Amara stared at her for a long moment. Then she whispered, “Murdering bitch. You can go to the crows.”
Invidia laughed. It was a bitter, unsettling sound, made eerie by some strange convolution of her burn-scarred throat. “But you do not even know, Countess, what I have to offer.”
“Treachery?” Amara guessed, her voice venomously sweet. “That’s your usual service, after all.”
“Precisely,” Invidia said. “And this time it will work in your favor.”
Amara narrowed her eyes.
“What’s happening out there, Amara, is the end of everything. Unless the Queen is stopped, Alera is finished.”
“And you’re going to… what, exactly? Kill her for us?”
She bared her teeth. “I would, were it possible. I cannot. She is too powerful. By far.”
“Then I’d say you have little to offer us,” Amara replied.
“I can tell you the location of her hive,” Invidia said. “Where you can find her. Where she is most vulnerable.”
“Please do.”
Invidia settled her fingers a little more solidly on the grip of her sword. “I’m desperate, Countess. Not an idiot.
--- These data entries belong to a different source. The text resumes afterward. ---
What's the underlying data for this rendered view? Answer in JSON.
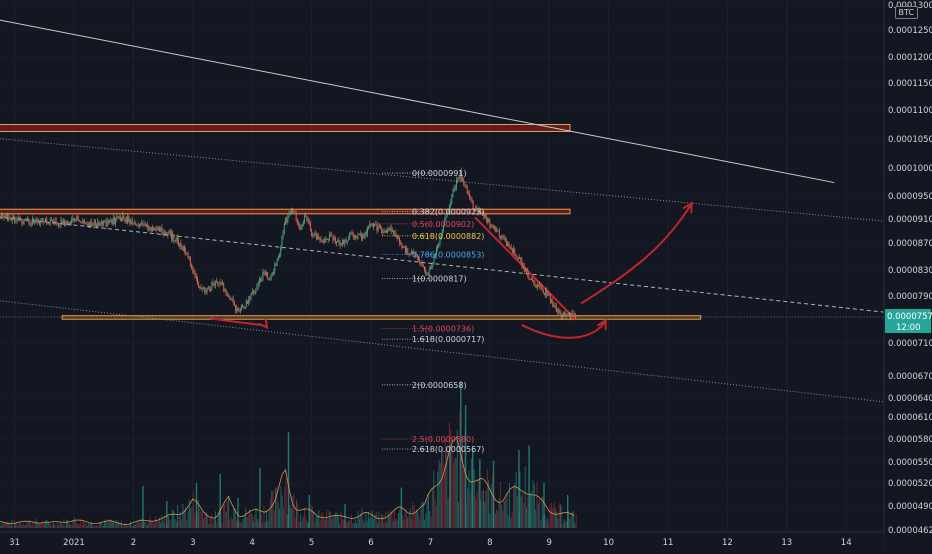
{
  "chart_data": {
    "type": "candlestick",
    "currency_badge": "BTC",
    "y_axis": {
      "range": [
        4.62e-05,
        0.0001307
      ],
      "tick_labels": [
        "0.0001300",
        "0.0001250",
        "0.0001200",
        "0.0001150",
        "0.0001100",
        "0.0001050",
        "0.0001000",
        "0.0000950",
        "0.0000910",
        "0.0000870",
        "0.0000830",
        "0.0000790",
        "0.0000757",
        "0.0000710",
        "0.0000670",
        "0.0000640",
        "0.0000610",
        "0.0000580",
        "0.0000550",
        "0.0000520",
        "0.0000490",
        "0.0000462"
      ],
      "tick_values": [
        0.00013,
        0.000125,
        0.00012,
        0.000115,
        0.00011,
        0.000105,
        0.0001,
        9.5e-05,
        9.1e-05,
        8.7e-05,
        8.3e-05,
        7.9e-05,
        7.57e-05,
        7.1e-05,
        6.7e-05,
        6.4e-05,
        6.1e-05,
        5.8e-05,
        5.5e-05,
        5.2e-05,
        4.9e-05,
        4.62e-05
      ]
    },
    "x_axis": {
      "tick_labels": [
        "31",
        "2021",
        "2",
        "3",
        "4",
        "5",
        "6",
        "7",
        "8",
        "9",
        "10",
        "11",
        "12",
        "13",
        "14"
      ],
      "tick_day_offsets": [
        -1,
        0,
        1,
        2,
        3,
        4,
        5,
        6,
        7,
        8,
        9,
        10,
        11,
        12,
        13
      ]
    },
    "last_price": {
      "label": "0.0000757",
      "value": 7.57e-05,
      "countdown": "12:00",
      "color": "#26a69a"
    },
    "fibonacci": {
      "levels": [
        {
          "label": "0(0.0000991)",
          "value": 9.91e-05,
          "color": "#d1d4dc"
        },
        {
          "label": "0.382(0.0000923)",
          "value": 9.23e-05,
          "color": "#d1d4dc"
        },
        {
          "label": "0.5(0.0000902)",
          "value": 9.02e-05,
          "color": "#e0475a"
        },
        {
          "label": "0.618(0.0000882)",
          "value": 8.82e-05,
          "color": "#f2c94c"
        },
        {
          "label": "0.786(0.0000853)",
          "value": 8.53e-05,
          "color": "#4ea7e6"
        },
        {
          "label": "1(0.0000817)",
          "value": 8.17e-05,
          "color": "#d1d4dc"
        },
        {
          "label": "1.5(0.0000736)",
          "value": 7.36e-05,
          "color": "#e0475a"
        },
        {
          "label": "1.618(0.0000717)",
          "value": 7.17e-05,
          "color": "#d1d4dc"
        },
        {
          "label": "2(0.0000658)",
          "value": 6.58e-05,
          "color": "#d1d4dc"
        },
        {
          "label": "2.5(0.0000580)",
          "value": 5.8e-05,
          "color": "#e0475a"
        },
        {
          "label": "2.618(0.0000567)",
          "value": 5.67e-05,
          "color": "#d1d4dc"
        }
      ]
    },
    "price_path": [
      [
        -1.3,
        9.18e-05
      ],
      [
        -1.0,
        9.11e-05
      ],
      [
        -0.8,
        9.05e-05
      ],
      [
        -0.5,
        9.08e-05
      ],
      [
        -0.2,
        9.03e-05
      ],
      [
        0.0,
        9.07e-05
      ],
      [
        0.3,
        9.02e-05
      ],
      [
        0.6,
        9.04e-05
      ],
      [
        0.8,
        9.13e-05
      ],
      [
        1.0,
        9.04e-05
      ],
      [
        1.2,
        8.97e-05
      ],
      [
        1.4,
        8.94e-05
      ],
      [
        1.6,
        8.86e-05
      ],
      [
        1.75,
        8.72e-05
      ],
      [
        1.9,
        8.55e-05
      ],
      [
        2.0,
        8.3e-05
      ],
      [
        2.1,
        8.05e-05
      ],
      [
        2.2,
        7.96e-05
      ],
      [
        2.4,
        8.12e-05
      ],
      [
        2.5,
        8.06e-05
      ],
      [
        2.65,
        7.83e-05
      ],
      [
        2.75,
        7.68e-05
      ],
      [
        2.85,
        7.72e-05
      ],
      [
        3.0,
        7.92e-05
      ],
      [
        3.2,
        8.26e-05
      ],
      [
        3.3,
        8.17e-05
      ],
      [
        3.45,
        8.5e-05
      ],
      [
        3.55,
        9.05e-05
      ],
      [
        3.7,
        9.27e-05
      ],
      [
        3.8,
        8.9e-05
      ],
      [
        3.9,
        9.2e-05
      ],
      [
        4.0,
        8.85e-05
      ],
      [
        4.15,
        8.72e-05
      ],
      [
        4.3,
        8.8e-05
      ],
      [
        4.5,
        8.68e-05
      ],
      [
        4.7,
        8.86e-05
      ],
      [
        4.85,
        8.78e-05
      ],
      [
        5.0,
        9.01e-05
      ],
      [
        5.2,
        8.91e-05
      ],
      [
        5.3,
        8.95e-05
      ],
      [
        5.45,
        8.78e-05
      ],
      [
        5.55,
        8.6e-05
      ],
      [
        5.7,
        8.55e-05
      ],
      [
        5.85,
        8.4e-05
      ],
      [
        5.95,
        8.2e-05
      ],
      [
        6.05,
        8.45e-05
      ],
      [
        6.15,
        8.75e-05
      ],
      [
        6.3,
        9.25e-05
      ],
      [
        6.4,
        9.62e-05
      ],
      [
        6.5,
        9.91e-05
      ],
      [
        6.6,
        9.65e-05
      ],
      [
        6.75,
        9.25e-05
      ],
      [
        6.9,
        9.18e-05
      ],
      [
        7.05,
        8.95e-05
      ],
      [
        7.2,
        8.8e-05
      ],
      [
        7.35,
        8.62e-05
      ],
      [
        7.5,
        8.45e-05
      ],
      [
        7.6,
        8.3e-05
      ],
      [
        7.7,
        8.12e-05
      ],
      [
        7.85,
        8.02e-05
      ],
      [
        8.0,
        7.9e-05
      ],
      [
        8.1,
        7.7e-05
      ],
      [
        8.2,
        7.62e-05
      ],
      [
        8.35,
        7.59e-05
      ],
      [
        8.45,
        7.57e-05
      ]
    ],
    "volume_profile": [
      [
        -1.3,
        0.05
      ],
      [
        -1.0,
        0.04
      ],
      [
        -0.7,
        0.05
      ],
      [
        -0.4,
        0.04
      ],
      [
        0.0,
        0.06
      ],
      [
        0.3,
        0.04
      ],
      [
        0.6,
        0.05
      ],
      [
        0.9,
        0.03
      ],
      [
        1.2,
        0.06
      ],
      [
        1.5,
        0.07
      ],
      [
        1.8,
        0.13
      ],
      [
        2.0,
        0.2
      ],
      [
        2.2,
        0.12
      ],
      [
        2.4,
        0.08
      ],
      [
        2.6,
        0.22
      ],
      [
        2.8,
        0.1
      ],
      [
        3.0,
        0.12
      ],
      [
        3.2,
        0.14
      ],
      [
        3.4,
        0.22
      ],
      [
        3.55,
        0.42
      ],
      [
        3.7,
        0.18
      ],
      [
        3.9,
        0.14
      ],
      [
        4.1,
        0.09
      ],
      [
        4.3,
        0.1
      ],
      [
        4.5,
        0.08
      ],
      [
        4.7,
        0.09
      ],
      [
        4.9,
        0.11
      ],
      [
        5.1,
        0.08
      ],
      [
        5.3,
        0.1
      ],
      [
        5.5,
        0.15
      ],
      [
        5.7,
        0.13
      ],
      [
        5.9,
        0.16
      ],
      [
        6.1,
        0.38
      ],
      [
        6.3,
        0.55
      ],
      [
        6.45,
        0.62
      ],
      [
        6.6,
        0.48
      ],
      [
        6.8,
        0.35
      ],
      [
        7.0,
        0.3
      ],
      [
        7.2,
        0.22
      ],
      [
        7.4,
        0.28
      ],
      [
        7.6,
        0.34
      ],
      [
        7.8,
        0.22
      ],
      [
        8.0,
        0.14
      ],
      [
        8.2,
        0.12
      ],
      [
        8.4,
        0.09
      ]
    ],
    "volume_spikes": [
      [
        1.15,
        0.28
      ],
      [
        1.55,
        0.18
      ],
      [
        2.05,
        0.3
      ],
      [
        2.45,
        0.36
      ],
      [
        2.75,
        0.2
      ],
      [
        3.12,
        0.4
      ],
      [
        3.6,
        0.64
      ],
      [
        3.95,
        0.22
      ],
      [
        4.55,
        0.16
      ],
      [
        5.5,
        0.27
      ],
      [
        6.32,
        0.55
      ],
      [
        6.5,
        0.98
      ],
      [
        6.58,
        0.82
      ],
      [
        6.7,
        0.55
      ],
      [
        6.82,
        0.46
      ],
      [
        7.05,
        0.45
      ],
      [
        7.48,
        0.52
      ],
      [
        7.65,
        0.55
      ],
      [
        7.9,
        0.3
      ],
      [
        8.3,
        0.22
      ]
    ],
    "zones": [
      {
        "name": "resistance-zone-top",
        "from_day": -1.3,
        "to_day": 8.35,
        "y_top": 0.0001075,
        "y_bottom": 0.0001063,
        "stroke": "#e8a33c",
        "fill": "#7a1e2a"
      },
      {
        "name": "resistance-zone-mid",
        "from_day": -1.3,
        "to_day": 8.35,
        "y_top": 9.27e-05,
        "y_bottom": 9.19e-05,
        "stroke": "#e8a33c",
        "fill": "#7a1e2a"
      },
      {
        "name": "support-zone",
        "from_day": -0.2,
        "to_day": 10.55,
        "y_top": 7.59e-05,
        "y_bottom": 7.53e-05,
        "stroke": "#e8a33c",
        "fill": "#5a3a2a"
      }
    ],
    "trendlines": [
      {
        "name": "long-term-trendline",
        "style": "solid",
        "color": "#c9cbd0",
        "points": [
          [
            -1.3,
            0.0001271
          ],
          [
            12.8,
            9.74e-05
          ]
        ]
      },
      {
        "name": "upper-channel-line",
        "style": "dotted",
        "color": "#8a8e99",
        "points": [
          [
            -1.3,
            0.0001051
          ],
          [
            13.9,
            9.04e-05
          ]
        ]
      },
      {
        "name": "mid-channel-line",
        "style": "dashed",
        "color": "#b0b3ba",
        "points": [
          [
            -1.3,
            9.14e-05
          ],
          [
            13.9,
            7.62e-05
          ]
        ]
      },
      {
        "name": "lower-channel-line",
        "style": "dotted",
        "color": "#8a8e99",
        "points": [
          [
            -1.3,
            7.83e-05
          ],
          [
            13.9,
            6.31e-05
          ]
        ]
      },
      {
        "name": "price-line",
        "style": "dotted",
        "color": "#5b6270",
        "points": [
          [
            -1.3,
            7.57e-05
          ],
          [
            13.9,
            7.57e-05
          ]
        ]
      },
      {
        "name": "red-downtrend-line",
        "style": "solid",
        "color": "#c0262d",
        "points": [
          [
            6.75,
            9.13e-05
          ],
          [
            8.45,
            7.52e-05
          ]
        ]
      }
    ],
    "annotations": [
      {
        "name": "curve-arrow-left",
        "color": "#c0262d",
        "points": [
          [
            2.3,
            7.55e-05
          ],
          [
            2.8,
            7.45e-05
          ],
          [
            3.2,
            7.45e-05
          ],
          [
            3.25,
            7.38e-05
          ]
        ]
      },
      {
        "name": "curve-arrow-bottom",
        "color": "#c0262d",
        "points": [
          [
            7.55,
            7.42e-05
          ],
          [
            8.3,
            7.05e-05
          ],
          [
            8.8,
            7.21e-05
          ],
          [
            8.95,
            7.51e-05
          ]
        ]
      },
      {
        "name": "curve-arrow-up",
        "color": "#c0262d",
        "points": [
          [
            8.55,
            7.79e-05
          ],
          [
            9.3,
            8.23e-05
          ],
          [
            9.9,
            8.58e-05
          ],
          [
            10.4,
            9.37e-05
          ]
        ]
      }
    ]
  }
}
I won’t give you that without guarantees.”
“Of?” Amara asked.
“My immunity,” she responded. “A full pardon for any actions leading up to and during this conflict. My estate on the northeast border of the Feverthorn. I will accept banishment to it and house arrest there for the remainder of my life.”
“And in exchange,” Amara said quietly, “you give us the location of the vord Queen.”
“And I will participate in the attack,” Invidia replied. “If every High Lord still under arms pits his strength against her, if she can be caught in her hive, and if the timing is properly arranged, it might be an even match. And that’s the best chance you’re going to have between now and the world’s end, which I estimate will be less than a week from now.”